According to a recent Publishers Weekly campaign, “Now more than ever, books are essential to the well-being, education, and entertainment of our society and culture.” Not everyone agrees with this statement, however. Do you have an opinion on this issue?
SSVB: During this uncertain time, I’ve come to realize how much I value all of the people that make books and get them into the hands of readers. I miss stopping by my local bookstore, Run for Cover Bookstore, regularly to pick up books for gifts and weekend reading. Now that my sixth grader son is deep into online school from home, I have a renewed appreciation for teachers and librarians who use books creatively with students.
I’ve come to appreciate even more the editors that take extra care in every detail and the publicists who champion a book with new opportunities as the marketplace has changed so suddenly. I am grateful for editors and art directors who are looking ahead to the future.
LZ: I would say stories are essential. Connecting with others through books is essential. Educating oneself about other perspectives, other places, and other experiences is essential. But to say “books are essential” implies that booksellers and the workers who make up the supply chain for publishing are essential, and I don’t think that most of those employees are being supported as if they are.
However, I can’t imagine life without books. I can imagine never travelling again, or not eating out, or not enjoying museum visits.
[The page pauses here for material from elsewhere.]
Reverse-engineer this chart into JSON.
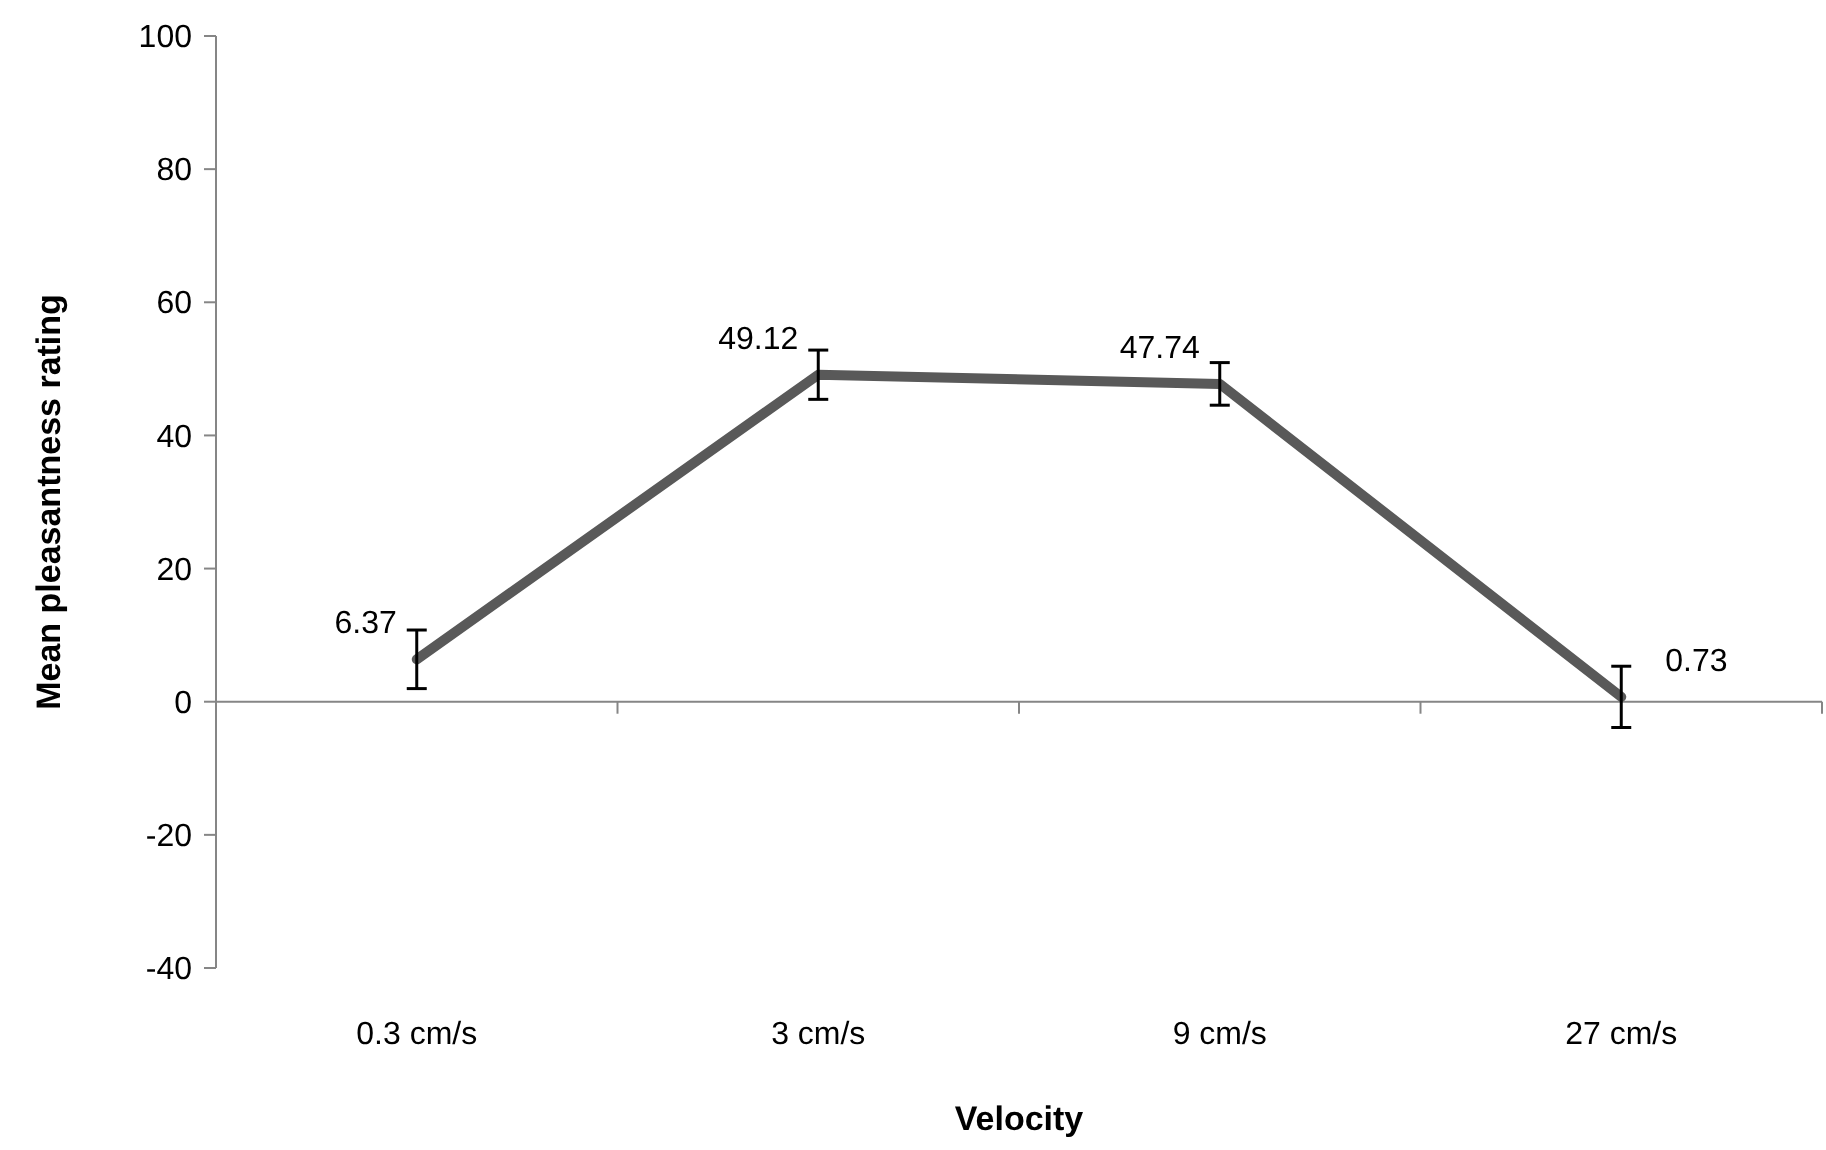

Even not being able to watch movies or TV. But not reading? No.
How would you describe the writer who is most likely to withstand all this uncertainty and come out of the pandemic stronger than before? Do you have any other advice for writers on how to navigate the new publishing terrain we’re currently living in?
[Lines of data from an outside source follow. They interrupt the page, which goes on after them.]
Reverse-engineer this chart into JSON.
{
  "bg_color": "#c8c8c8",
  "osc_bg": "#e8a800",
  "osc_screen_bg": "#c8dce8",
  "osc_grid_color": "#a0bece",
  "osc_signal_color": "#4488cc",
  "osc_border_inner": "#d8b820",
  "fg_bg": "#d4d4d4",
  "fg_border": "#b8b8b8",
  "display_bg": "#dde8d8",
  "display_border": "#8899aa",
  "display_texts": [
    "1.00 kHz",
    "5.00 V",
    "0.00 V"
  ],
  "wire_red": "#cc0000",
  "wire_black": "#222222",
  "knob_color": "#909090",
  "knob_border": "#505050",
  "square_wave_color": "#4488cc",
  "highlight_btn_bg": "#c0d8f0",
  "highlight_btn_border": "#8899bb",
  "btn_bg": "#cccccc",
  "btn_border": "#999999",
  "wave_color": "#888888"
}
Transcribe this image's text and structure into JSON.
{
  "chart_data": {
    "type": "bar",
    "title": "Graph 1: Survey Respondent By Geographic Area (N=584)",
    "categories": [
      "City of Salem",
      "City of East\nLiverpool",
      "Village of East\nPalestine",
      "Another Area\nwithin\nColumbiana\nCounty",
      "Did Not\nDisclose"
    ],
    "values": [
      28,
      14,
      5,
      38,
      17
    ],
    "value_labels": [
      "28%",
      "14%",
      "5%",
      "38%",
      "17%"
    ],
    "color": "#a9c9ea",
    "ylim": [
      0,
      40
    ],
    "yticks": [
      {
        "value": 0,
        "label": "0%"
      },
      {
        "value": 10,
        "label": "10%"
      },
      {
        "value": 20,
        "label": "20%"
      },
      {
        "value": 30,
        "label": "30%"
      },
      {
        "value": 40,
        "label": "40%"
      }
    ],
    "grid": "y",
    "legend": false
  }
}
SSVB: The writer with perseverance and commitment will withstand the pandemic. Loads of patience helps! We’re all hearing about some of the greatest accomplishments that have occurred in difficult times in history. Newton began observing laws of gravity when he was forced to quarantine in Cambridge during the Great Plague. So who knows what will come out of our quarantine?
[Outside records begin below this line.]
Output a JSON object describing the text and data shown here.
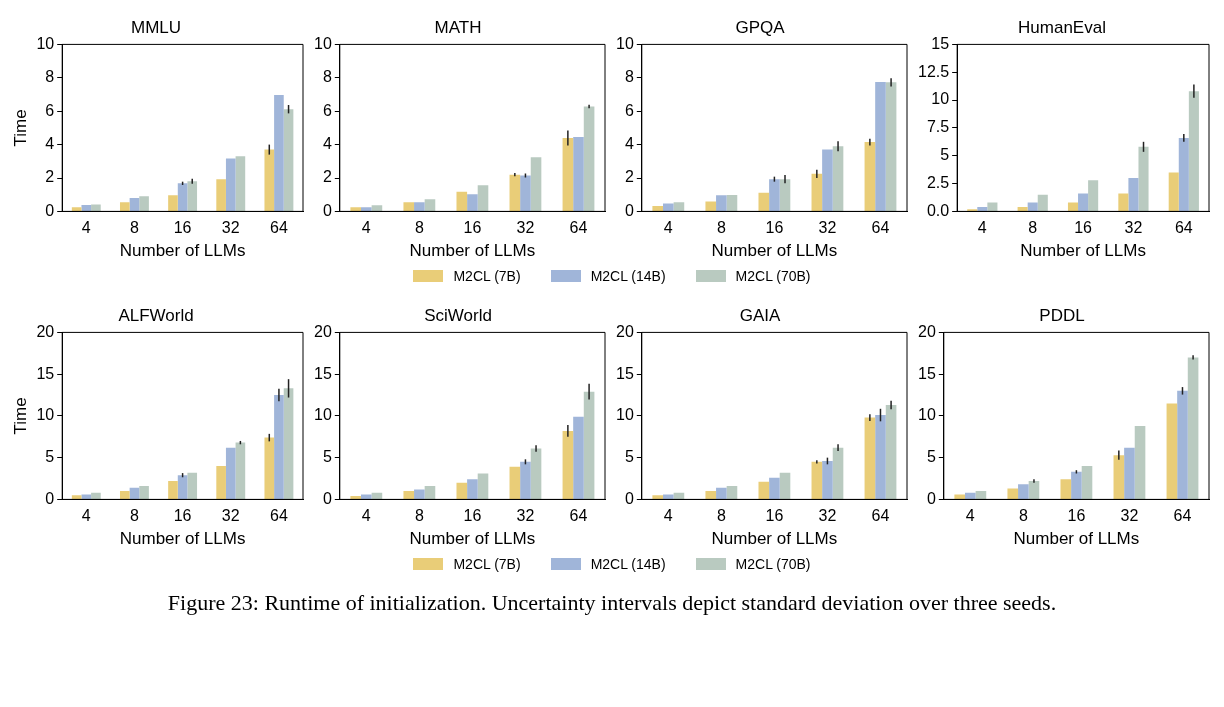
{
  "chart_data": [
    {
      "type": "bar",
      "title": "MMLU",
      "xlabel": "Number of LLMs",
      "ylabel": "Time",
      "categories": [
        "4",
        "8",
        "16",
        "32",
        "64"
      ],
      "ylim": [
        0,
        10
      ],
      "yticks": [
        0,
        2,
        4,
        6,
        8,
        10
      ],
      "grid": false,
      "series": [
        {
          "color": "#e9cd78",
          "values": [
            0.25,
            0.55,
            0.97,
            1.92,
            3.7
          ],
          "errors": [
            null,
            null,
            null,
            null,
            0.3
          ]
        },
        {
          "color": "#a0b5d9",
          "values": [
            0.38,
            0.8,
            1.68,
            3.17,
            6.97
          ],
          "errors": [
            null,
            null,
            0.1,
            null,
            null
          ]
        },
        {
          "color": "#b9cac0",
          "values": [
            0.42,
            0.9,
            1.8,
            3.3,
            6.12
          ],
          "errors": [
            null,
            null,
            0.15,
            null,
            0.25
          ]
        }
      ]
    },
    {
      "type": "bar",
      "title": "MATH",
      "xlabel": "Number of LLMs",
      "categories": [
        "4",
        "8",
        "16",
        "32",
        "64"
      ],
      "ylim": [
        0,
        10
      ],
      "yticks": [
        0,
        2,
        4,
        6,
        8,
        10
      ],
      "grid": false,
      "legend": "bottom",
      "series": [
        {
          "name": "M2CL (7B)",
          "color": "#e9cd78",
          "values": [
            0.25,
            0.55,
            1.17,
            2.2,
            4.4
          ],
          "errors": [
            null,
            null,
            null,
            0.1,
            0.45
          ]
        },
        {
          "name": "M2CL (14B)",
          "color": "#a0b5d9",
          "values": [
            0.25,
            0.55,
            1.02,
            2.15,
            4.45
          ],
          "errors": [
            null,
            null,
            null,
            0.12,
            null
          ]
        },
        {
          "name": "M2CL (70B)",
          "color": "#b9cac0",
          "values": [
            0.37,
            0.73,
            1.57,
            3.25,
            6.28
          ],
          "errors": [
            null,
            null,
            null,
            null,
            0.1
          ]
        }
      ]
    },
    {
      "type": "bar",
      "title": "GPQA",
      "xlabel": "Number of LLMs",
      "categories": [
        "4",
        "8",
        "16",
        "32",
        "64"
      ],
      "ylim": [
        0,
        10
      ],
      "yticks": [
        0,
        2,
        4,
        6,
        8,
        10
      ],
      "grid": false,
      "series": [
        {
          "color": "#e9cd78",
          "values": [
            0.32,
            0.6,
            1.12,
            2.25,
            4.15
          ],
          "errors": [
            null,
            null,
            null,
            0.25,
            0.2
          ]
        },
        {
          "color": "#a0b5d9",
          "values": [
            0.47,
            0.97,
            1.93,
            3.7,
            7.75
          ],
          "errors": [
            null,
            null,
            0.15,
            null,
            null
          ]
        },
        {
          "color": "#b9cac0",
          "values": [
            0.55,
            0.98,
            1.93,
            3.9,
            7.73
          ],
          "errors": [
            null,
            null,
            0.25,
            0.3,
            0.25
          ]
        }
      ]
    },
    {
      "type": "bar",
      "title": "HumanEval",
      "xlabel": "Number of LLMs",
      "categories": [
        "4",
        "8",
        "16",
        "32",
        "64"
      ],
      "ylim": [
        0,
        15
      ],
      "yticks": [
        {
          "value": 0,
          "label": "0.0"
        },
        2.5,
        5,
        7.5,
        10,
        12.5,
        15
      ],
      "grid": false,
      "series": [
        {
          "color": "#e9cd78",
          "values": [
            0.2,
            0.4,
            0.8,
            1.6,
            3.5
          ],
          "errors": [
            null,
            null,
            null,
            null,
            null
          ]
        },
        {
          "color": "#a0b5d9",
          "values": [
            0.4,
            0.8,
            1.6,
            3.0,
            6.6
          ],
          "errors": [
            null,
            null,
            null,
            null,
            0.35
          ]
        },
        {
          "color": "#b9cac0",
          "values": [
            0.8,
            1.5,
            2.8,
            5.8,
            10.8
          ],
          "errors": [
            null,
            null,
            null,
            0.45,
            0.6
          ]
        }
      ]
    },
    {
      "type": "bar",
      "title": "ALFWorld",
      "xlabel": "Number of LLMs",
      "ylabel": "Time",
      "categories": [
        "4",
        "8",
        "16",
        "32",
        "64"
      ],
      "ylim": [
        0,
        20
      ],
      "yticks": [
        0,
        5,
        10,
        15,
        20
      ],
      "grid": false,
      "series": [
        {
          "color": "#e9cd78",
          "values": [
            0.5,
            1.0,
            2.2,
            4.0,
            7.4
          ],
          "errors": [
            null,
            null,
            null,
            null,
            0.45
          ]
        },
        {
          "color": "#a0b5d9",
          "values": [
            0.6,
            1.4,
            2.9,
            6.2,
            12.5
          ],
          "errors": [
            null,
            null,
            0.25,
            null,
            0.75
          ]
        },
        {
          "color": "#b9cac0",
          "values": [
            0.8,
            1.6,
            3.2,
            6.8,
            13.3
          ],
          "errors": [
            null,
            null,
            null,
            0.2,
            1.1
          ]
        }
      ]
    },
    {
      "type": "bar",
      "title": "SciWorld",
      "xlabel": "Number of LLMs",
      "categories": [
        "4",
        "8",
        "16",
        "32",
        "64"
      ],
      "ylim": [
        0,
        20
      ],
      "yticks": [
        0,
        5,
        10,
        15,
        20
      ],
      "grid": false,
      "legend": "bottom",
      "series": [
        {
          "name": "M2CL (7B)",
          "color": "#e9cd78",
          "values": [
            0.4,
            1.0,
            2.0,
            3.9,
            8.2
          ],
          "errors": [
            null,
            null,
            null,
            null,
            0.7
          ]
        },
        {
          "name": "M2CL (14B)",
          "color": "#a0b5d9",
          "values": [
            0.6,
            1.2,
            2.4,
            4.5,
            9.9
          ],
          "errors": [
            null,
            null,
            null,
            0.3,
            null
          ]
        },
        {
          "name": "M2CL (70B)",
          "color": "#b9cac0",
          "values": [
            0.8,
            1.6,
            3.1,
            6.1,
            12.9
          ],
          "errors": [
            null,
            null,
            null,
            0.4,
            0.95
          ]
        }
      ]
    },
    {
      "type": "bar",
      "title": "GAIA",
      "xlabel": "Number of LLMs",
      "categories": [
        "4",
        "8",
        "16",
        "32",
        "64"
      ],
      "ylim": [
        0,
        20
      ],
      "yticks": [
        0,
        5,
        10,
        15,
        20
      ],
      "grid": false,
      "series": [
        {
          "color": "#e9cd78",
          "values": [
            0.5,
            1.0,
            2.1,
            4.5,
            9.8
          ],
          "errors": [
            null,
            null,
            null,
            0.2,
            0.4
          ]
        },
        {
          "color": "#a0b5d9",
          "values": [
            0.6,
            1.4,
            2.6,
            4.6,
            10.1
          ],
          "errors": [
            null,
            null,
            null,
            0.4,
            0.75
          ]
        },
        {
          "color": "#b9cac0",
          "values": [
            0.8,
            1.6,
            3.2,
            6.2,
            11.3
          ],
          "errors": [
            null,
            null,
            null,
            0.4,
            0.5
          ]
        }
      ]
    },
    {
      "type": "bar",
      "title": "PDDL",
      "xlabel": "Number of LLMs",
      "categories": [
        "4",
        "8",
        "16",
        "32",
        "64"
      ],
      "ylim": [
        0,
        20
      ],
      "yticks": [
        0,
        5,
        10,
        15,
        20
      ],
      "grid": false,
      "annotations": [
        "Figure 23: Runtime of initialization. Uncertainty intervals depict standard deviation over three seeds."
      ],
      "series": [
        {
          "color": "#e9cd78",
          "values": [
            0.6,
            1.3,
            2.4,
            5.3,
            11.5
          ],
          "errors": [
            null,
            null,
            null,
            0.55,
            null
          ]
        },
        {
          "color": "#a0b5d9",
          "values": [
            0.8,
            1.8,
            3.3,
            6.2,
            13.0
          ],
          "errors": [
            null,
            null,
            0.2,
            null,
            0.45
          ]
        },
        {
          "color": "#b9cac0",
          "values": [
            1.0,
            2.2,
            4.0,
            8.8,
            17.0
          ],
          "errors": [
            null,
            0.2,
            null,
            null,
            0.25
          ]
        }
      ]
    }
  ]
}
As we’re living through these uncertain times, keep observing. Keep writing. Keep illustrating. Continue to revise and work on new projects, consider trying something new (a new genre or writing for a different age group than your past works) to give yourself an extra challenge. With summer almost here, enjoy time reading and listening to the birds!
LZ: Persistent and patient. That’s a good description for writers at any time.
Inform yourself as best you can about the changing conditions of the industry, and then focus on the positive. Focus on the things you can control—your craft, your writing habits, your creativity. Focus on the reader who needs your book, whoever that may be.
Stefanie Sanchez Von Borstel (@fullcirclelit) is a literary agent and co-founder of Full Circle Literary with 25 years of experience in publishing. Prior to agenting, she worked in editorial, publicity, and trade marketing with Penguin and Harcourt. Since she is currently at home reading lots of middle grade lit with her 12-year-old, Stefanie would especially love to bring more exciting middle grade writers (contemporary, historical, magical realism, narrative nonfiction) and graphic novels to her list! Find out more about Stefanie and Full Circle Literary.
After years of experience as a librarian and writer, Leslie Zampetti (@leslie_zampetti) became a literary agent with Dunham Literary. Her clients include Ann Clare LeZotte (SHOW ME A SIGN, now available) and Lisa Rose (THE SINGER AND THE SCIENTIST, forthcoming). For children, Leslie represents picture books through YA, but middle grade is her sweet spot. Right now, Leslie is seeking more humor (dry or sweet, not gross), mysteries for all ages, and friendship/sibling/found family stories. For adults, Leslie is seeking upmarket mysteries and romances. Inclusivity and stories by marginalized creators are a priority.